Don’t get shocked. It is not only famous in online sales, but also works wonders for offline customer experience.
Famous retail stores like Walmart, 24*7 stores, used their target customer jobs and earned huge sales by implementing the jobs-to-be-done concepts.
Walmart focused on these customer jobs:
- “Providing all-in-one place grocery shopping experience”
- “Heavy discounts in wholesale”
- “Supplying every brand’s products and services in one place”
- “Not going to different places for different things”
This way the local and small grocery stores faced competition from the big players, and customers preferred going to one place for all their needs.
Whereas, 24*7 stores disrupted the offline grocery shopping business by attending to the important customer jobs:
- “Odd-time grocery needs of consumers”
- “Emergency needs”
This concept attracts those customers who are ready to pay for exceptional services throughout day and night. And those who have odd work timings because of which they cannot shop in normal store timings.

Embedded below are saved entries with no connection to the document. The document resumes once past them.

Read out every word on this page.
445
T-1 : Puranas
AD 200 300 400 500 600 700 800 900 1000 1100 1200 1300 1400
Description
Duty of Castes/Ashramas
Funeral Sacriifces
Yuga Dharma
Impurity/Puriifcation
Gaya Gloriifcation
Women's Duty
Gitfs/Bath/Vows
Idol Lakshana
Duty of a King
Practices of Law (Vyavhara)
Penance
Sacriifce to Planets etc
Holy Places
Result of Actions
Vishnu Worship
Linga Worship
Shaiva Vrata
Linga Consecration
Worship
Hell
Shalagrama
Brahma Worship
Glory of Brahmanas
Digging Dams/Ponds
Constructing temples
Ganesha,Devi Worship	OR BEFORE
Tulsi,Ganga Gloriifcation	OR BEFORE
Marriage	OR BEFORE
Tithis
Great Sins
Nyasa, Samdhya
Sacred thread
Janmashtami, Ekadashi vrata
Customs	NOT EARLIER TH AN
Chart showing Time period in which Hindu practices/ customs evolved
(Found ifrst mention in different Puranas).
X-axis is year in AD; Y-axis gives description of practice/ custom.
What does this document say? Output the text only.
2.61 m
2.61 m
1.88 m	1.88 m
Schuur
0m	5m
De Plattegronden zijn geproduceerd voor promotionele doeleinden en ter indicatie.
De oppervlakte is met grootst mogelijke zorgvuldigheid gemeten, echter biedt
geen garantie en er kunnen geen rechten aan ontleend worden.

Also, big players like Amazon stores are attending niche customer jobs using AI:
- “Real-time notification of their desired products in nearby store”
- “Paying without cash, without any machine or touchpoint”
- “Customers who like to shop without any customer service attendants interference”
- “Ease of planning grocery shopping without leaving house”
There are many such examples of big and small companies, which use jobs-to-be-done concepts to improve their product serving experience for their customers.
The JTBD concept has helped many businesses get their product’s launch successful, and attend directly to the customer’s needs. There are hundreds of businesses or industries applying this concept like retail, banking, ecommerce, IT services, food, FMCG, etc.
You can also build your product using the JTBD concepts, and improve customer’s experience.